Livro de Cibele Tenório mostra como a jornalista e feminista alagoana foi ofuscada pelas colegas brancas e de classe alta na luta pelo voto feminino

postado em 01/12/2025 02:00
Biografia da sindicalista, jornalista e feminista Almerinda Gama corrige injustiça histórica em torno da alagoana, que também defendia o direito ao divórcio

 -  (crédito: CPDOC/FGV/REPRODUÇÃO)
Biografia da sindicalista, jornalista e feminista Almerinda Gama corrige injustiça histórica em torno da alagoana, que também defendia o direito ao divórcio - (crédito: CPDOC/FGV/REPRODUÇÃO)

A conquista do voto feminino é um capítulo escanteado da história brasileira. Durante muitos anos, a ideia prevalente era a de que não havia muito mistério: Getúlio Vargas assinou um decreto concedendo às mulheres brasileiras o direito de eleger representantes e de serem eleitas em 1932, e fim de papo.
Nas últimas décadas, pesquisadoras vêm desmistificando a ideia de que o sufrágio feminino foi fruto de benevolência masculina. É dentro desse campo que se encaixa a pesquisa que deu origem ao livro "Almerinda Gama: A sufragista negra", da jornalista Cibele Tenório.


Publicada em junho, a biografia teve origem na dissertação de mestrado de Cibele na Universidade de Brasília (UNB), sob orientação de Teresa Cristina Novaes Marques – professora referência nos estudos sobre a conquista do voto feminino.

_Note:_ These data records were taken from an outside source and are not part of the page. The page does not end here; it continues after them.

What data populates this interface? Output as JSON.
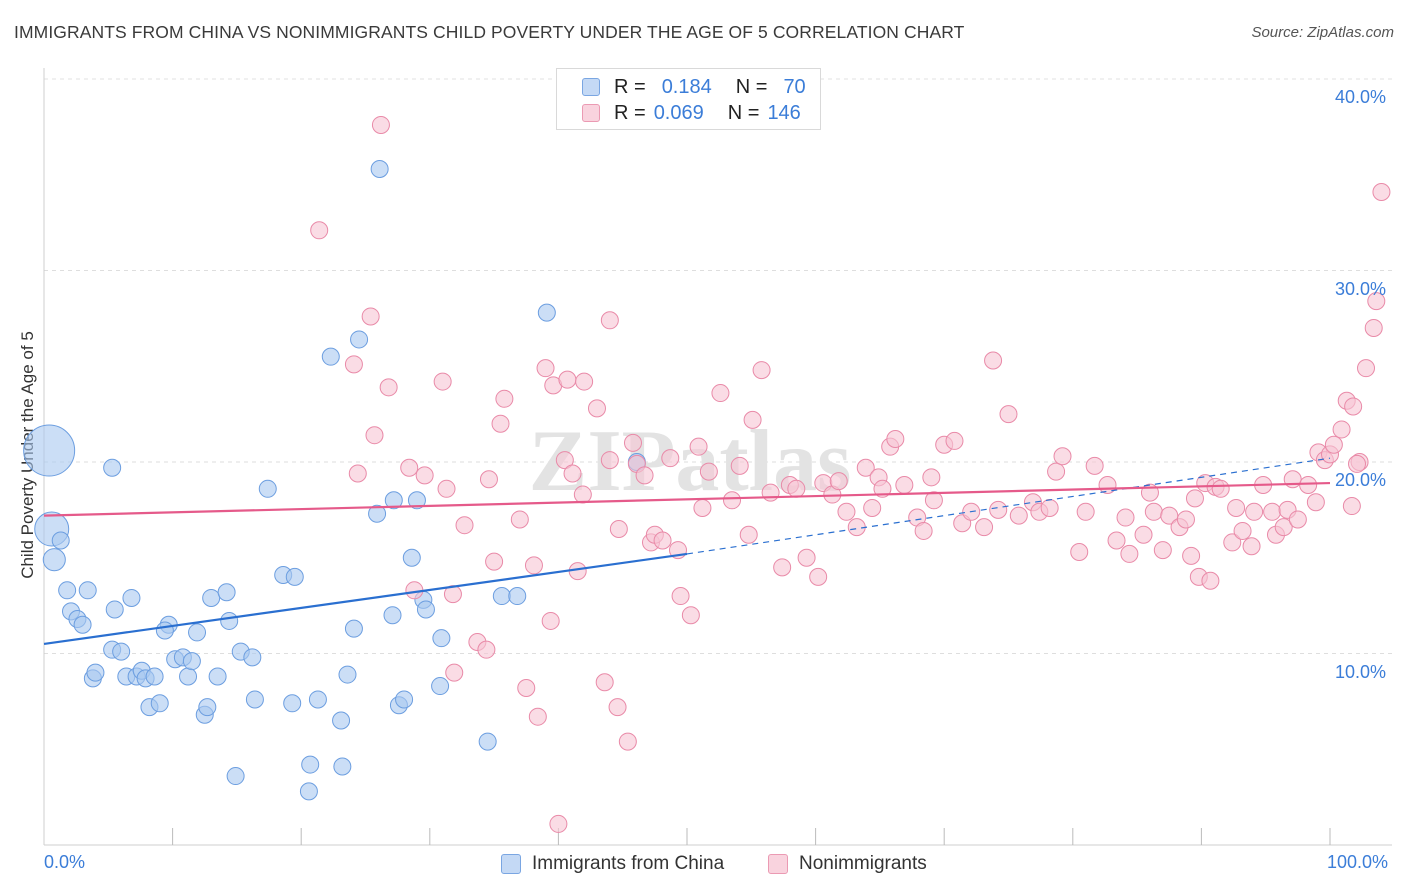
{
  "header": {
    "title": "IMMIGRANTS FROM CHINA VS NONIMMIGRANTS CHILD POVERTY UNDER THE AGE OF 5 CORRELATION CHART",
    "source": "Source: ZipAtlas.com"
  },
  "watermark": "ZIPatlas",
  "legend": {
    "rows": [
      {
        "r_label": "R =",
        "r_value": "0.184",
        "n_label": "N =",
        "n_value": "70",
        "color": "#a9c8f0",
        "border": "#6c9ee0"
      },
      {
        "r_label": "R =",
        "r_value": "0.069",
        "n_label": "N =",
        "n_value": "146",
        "color": "#f7c5d4",
        "border": "#e98aa8"
      }
    ]
  },
  "bottom_legend": {
    "items": [
      {
        "label": "Immigrants from China",
        "color": "#c4d9f5",
        "border": "#7aa6e2"
      },
      {
        "label": "Nonimmigrants",
        "color": "#f9d3de",
        "border": "#eb9ab3"
      }
    ]
  },
  "chart_data": {
    "type": "scatter",
    "title": "IMMIGRANTS FROM CHINA VS NONIMMIGRANTS CHILD POVERTY UNDER THE AGE OF 5 CORRELATION CHART",
    "xlabel": "",
    "ylabel": "Child Poverty Under the Age of 5",
    "xlim": [
      0,
      100
    ],
    "ylim": [
      0,
      40
    ],
    "x_tick_labels": [
      "0.0%",
      "100.0%"
    ],
    "y_ticks": [
      10,
      20,
      30,
      40
    ],
    "y_tick_labels": [
      "10.0%",
      "20.0%",
      "30.0%",
      "40.0%"
    ],
    "grid": true,
    "legend_position": "top-center",
    "series": [
      {
        "name": "Immigrants from China",
        "color": "#a9c8f0",
        "stroke": "#6c9ee0",
        "trend": {
          "x": [
            0,
            50
          ],
          "y": [
            10.5,
            15.2
          ],
          "dashed_extension": {
            "x": [
              50,
              100
            ],
            "y": [
              15.2,
              20.2
            ]
          },
          "color": "#2a6fd0"
        },
        "points": [
          [
            0.4,
            20.6,
            3
          ],
          [
            0.6,
            16.5,
            2
          ],
          [
            0.8,
            14.9,
            1.3
          ],
          [
            1.3,
            15.9,
            1
          ],
          [
            1.8,
            13.3,
            1
          ],
          [
            2.1,
            12.2,
            1
          ],
          [
            2.6,
            11.8,
            1
          ],
          [
            3.0,
            11.5,
            1
          ],
          [
            3.4,
            13.3,
            1
          ],
          [
            3.8,
            8.7,
            1
          ],
          [
            4.0,
            9.0,
            1
          ],
          [
            5.3,
            19.7,
            1
          ],
          [
            5.3,
            10.2,
            1
          ],
          [
            5.5,
            12.3,
            1
          ],
          [
            6.0,
            10.1,
            1
          ],
          [
            6.4,
            8.8,
            1
          ],
          [
            6.8,
            12.9,
            1
          ],
          [
            7.2,
            8.8,
            1
          ],
          [
            7.6,
            9.1,
            1
          ],
          [
            7.9,
            8.7,
            1
          ],
          [
            8.2,
            7.2,
            1
          ],
          [
            8.6,
            8.8,
            1
          ],
          [
            9.0,
            7.4,
            1
          ],
          [
            9.7,
            11.5,
            1
          ],
          [
            9.4,
            11.2,
            1
          ],
          [
            10.2,
            9.7,
            1
          ],
          [
            10.8,
            9.8,
            1
          ],
          [
            11.2,
            8.8,
            1
          ],
          [
            11.5,
            9.6,
            1
          ],
          [
            11.9,
            11.1,
            1
          ],
          [
            12.5,
            6.8,
            1
          ],
          [
            12.7,
            7.2,
            1
          ],
          [
            13.0,
            12.9,
            1
          ],
          [
            13.5,
            8.8,
            1
          ],
          [
            14.2,
            13.2,
            1
          ],
          [
            14.4,
            11.7,
            1
          ],
          [
            14.9,
            3.6,
            1
          ],
          [
            15.3,
            10.1,
            1
          ],
          [
            16.2,
            9.8,
            1
          ],
          [
            16.4,
            7.6,
            1
          ],
          [
            17.4,
            18.6,
            1
          ],
          [
            18.6,
            14.1,
            1
          ],
          [
            19.3,
            7.4,
            1
          ],
          [
            19.5,
            14.0,
            1
          ],
          [
            20.6,
            2.8,
            1
          ],
          [
            20.7,
            4.2,
            1
          ],
          [
            21.3,
            7.6,
            1
          ],
          [
            22.3,
            25.5,
            1
          ],
          [
            23.1,
            6.5,
            1
          ],
          [
            23.2,
            4.1,
            1
          ],
          [
            23.6,
            8.9,
            1
          ],
          [
            24.1,
            11.3,
            1
          ],
          [
            24.5,
            26.4,
            1
          ],
          [
            26.1,
            35.3,
            1
          ],
          [
            25.9,
            17.3,
            1
          ],
          [
            27.2,
            18.0,
            1
          ],
          [
            27.1,
            12.0,
            1
          ],
          [
            27.6,
            7.3,
            1
          ],
          [
            28.0,
            7.6,
            1
          ],
          [
            28.6,
            15.0,
            1
          ],
          [
            29.0,
            18.0,
            1
          ],
          [
            29.5,
            12.8,
            1
          ],
          [
            29.7,
            12.3,
            1
          ],
          [
            30.9,
            10.8,
            1
          ],
          [
            30.8,
            8.3,
            1
          ],
          [
            34.5,
            5.4,
            1
          ],
          [
            35.6,
            13.0,
            1
          ],
          [
            36.8,
            13.0,
            1
          ],
          [
            39.1,
            27.8,
            1
          ],
          [
            46.1,
            20.0,
            1
          ]
        ]
      },
      {
        "name": "Nonimmigrants",
        "color": "#f7c5d4",
        "stroke": "#e98aa8",
        "trend": {
          "x": [
            0,
            100
          ],
          "y": [
            17.2,
            18.9
          ],
          "color": "#e55a8a"
        },
        "points": [
          [
            21.4,
            32.1
          ],
          [
            24.1,
            25.1
          ],
          [
            25.4,
            27.6
          ],
          [
            25.7,
            21.4
          ],
          [
            26.2,
            37.6
          ],
          [
            24.4,
            19.4
          ],
          [
            26.8,
            23.9
          ],
          [
            28.4,
            19.7
          ],
          [
            28.8,
            13.3
          ],
          [
            29.6,
            19.3
          ],
          [
            31.0,
            24.2
          ],
          [
            31.3,
            18.6
          ],
          [
            31.8,
            13.1
          ],
          [
            31.9,
            9.0
          ],
          [
            32.7,
            16.7
          ],
          [
            33.7,
            10.6
          ],
          [
            34.4,
            10.2
          ],
          [
            34.6,
            19.1
          ],
          [
            35.0,
            14.8
          ],
          [
            35.5,
            22.0
          ],
          [
            35.8,
            23.3
          ],
          [
            37.0,
            17.0
          ],
          [
            37.5,
            8.2
          ],
          [
            38.1,
            14.6
          ],
          [
            38.4,
            6.7
          ],
          [
            39.0,
            24.9
          ],
          [
            39.4,
            11.7
          ],
          [
            39.6,
            24.0
          ],
          [
            40.0,
            1.1
          ],
          [
            40.5,
            20.1
          ],
          [
            40.7,
            24.3
          ],
          [
            41.1,
            19.4
          ],
          [
            41.5,
            14.3
          ],
          [
            41.9,
            18.3
          ],
          [
            42.0,
            24.2
          ],
          [
            43.0,
            22.8
          ],
          [
            43.6,
            8.5
          ],
          [
            44.0,
            27.4
          ],
          [
            44.0,
            20.1
          ],
          [
            44.6,
            7.2
          ],
          [
            44.7,
            16.5
          ],
          [
            45.4,
            5.4
          ],
          [
            45.8,
            21.0
          ],
          [
            46.1,
            19.9
          ],
          [
            46.7,
            19.3
          ],
          [
            47.2,
            15.8
          ],
          [
            47.5,
            16.2
          ],
          [
            48.1,
            15.9
          ],
          [
            48.7,
            20.2
          ],
          [
            49.3,
            15.4
          ],
          [
            49.5,
            13.0
          ],
          [
            50.3,
            12.0
          ],
          [
            50.9,
            20.8
          ],
          [
            51.2,
            17.6
          ],
          [
            51.7,
            19.5
          ],
          [
            52.6,
            23.6
          ],
          [
            53.5,
            18.0
          ],
          [
            54.1,
            19.8
          ],
          [
            54.8,
            16.2
          ],
          [
            55.1,
            22.2
          ],
          [
            55.8,
            24.8
          ],
          [
            56.5,
            18.4
          ],
          [
            57.4,
            14.5
          ],
          [
            58.0,
            18.8
          ],
          [
            58.5,
            18.6
          ],
          [
            59.3,
            15.0
          ],
          [
            60.2,
            14.0
          ],
          [
            60.6,
            18.9
          ],
          [
            61.3,
            18.3
          ],
          [
            61.8,
            19.0
          ],
          [
            62.4,
            17.4
          ],
          [
            63.2,
            16.6
          ],
          [
            63.9,
            19.7
          ],
          [
            64.4,
            17.6
          ],
          [
            64.9,
            19.2
          ],
          [
            65.2,
            18.6
          ],
          [
            65.8,
            20.8
          ],
          [
            66.2,
            21.2
          ],
          [
            66.9,
            18.8
          ],
          [
            67.9,
            17.1
          ],
          [
            68.4,
            16.4
          ],
          [
            69.0,
            19.2
          ],
          [
            69.2,
            18.0
          ],
          [
            70.0,
            20.9
          ],
          [
            70.8,
            21.1
          ],
          [
            71.4,
            16.8
          ],
          [
            72.1,
            17.4
          ],
          [
            73.1,
            16.6
          ],
          [
            73.8,
            25.3
          ],
          [
            74.2,
            17.5
          ],
          [
            75.0,
            22.5
          ],
          [
            75.8,
            17.2
          ],
          [
            76.9,
            17.9
          ],
          [
            77.4,
            17.4
          ],
          [
            78.2,
            17.6
          ],
          [
            78.7,
            19.5
          ],
          [
            79.2,
            20.3
          ],
          [
            80.5,
            15.3
          ],
          [
            81.0,
            17.4
          ],
          [
            81.7,
            19.8
          ],
          [
            82.7,
            18.8
          ],
          [
            83.4,
            15.9
          ],
          [
            84.1,
            17.1
          ],
          [
            84.4,
            15.2
          ],
          [
            85.5,
            16.2
          ],
          [
            86.0,
            18.4
          ],
          [
            86.3,
            17.4
          ],
          [
            87.0,
            15.4
          ],
          [
            87.5,
            17.2
          ],
          [
            88.3,
            16.6
          ],
          [
            88.8,
            17.0
          ],
          [
            89.2,
            15.1
          ],
          [
            89.5,
            18.1
          ],
          [
            90.3,
            18.9
          ],
          [
            89.8,
            14.0
          ],
          [
            90.7,
            13.8
          ],
          [
            91.1,
            18.7
          ],
          [
            91.5,
            18.6
          ],
          [
            92.4,
            15.8
          ],
          [
            92.7,
            17.6
          ],
          [
            93.2,
            16.4
          ],
          [
            93.9,
            15.6
          ],
          [
            94.1,
            17.4
          ],
          [
            94.8,
            18.8
          ],
          [
            95.5,
            17.4
          ],
          [
            95.8,
            16.2
          ],
          [
            96.4,
            16.6
          ],
          [
            96.7,
            17.5
          ],
          [
            97.1,
            19.1
          ],
          [
            97.5,
            17.0
          ],
          [
            98.3,
            18.8
          ],
          [
            98.9,
            17.9
          ],
          [
            99.1,
            20.5
          ],
          [
            99.6,
            20.1
          ],
          [
            100.0,
            20.4
          ],
          [
            100.3,
            20.9
          ],
          [
            100.9,
            21.7
          ],
          [
            101.3,
            23.2
          ],
          [
            101.8,
            22.9
          ],
          [
            102.3,
            20.0
          ],
          [
            102.8,
            24.9
          ],
          [
            103.4,
            27.0
          ],
          [
            103.6,
            28.4
          ],
          [
            104.0,
            34.1
          ],
          [
            102.1,
            19.9
          ],
          [
            101.7,
            17.7
          ]
        ]
      }
    ]
  }
}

Faz sentido, portanto, que o livro combine o rigor acadêmico com a fluidez do texto jornalístico para contar a história de uma mulher esquecida dentro de um movimento que costuma ele próprio ser deixado de lado.


Sindicalista, jornalista e feminista, a alagoana Almerinda Farias Gama foi ofuscada pelas colegas brancas e de classe alta que se tornaram os rostos públicos do sufrágio feminino.


Seria exagero dizer que Bertha Lutz, presidente da Fundação Brasileira pelo Progresso Feminino (FBPF), e Carlota de Queirós, primeira deputada federal do país, são mulheres conhecidas do grande público.
Mas as duas emprestam seus nomes a prêmios oferecidos pelo Senado e pela Câmara dos Deputados, respectivamente. Bertha foi mencionada pela primeira vez na Folha da Manhã, em 1926. Almerinda só surgiu nas páginas da Folha em 1987, para depois reaparecer só em 1994.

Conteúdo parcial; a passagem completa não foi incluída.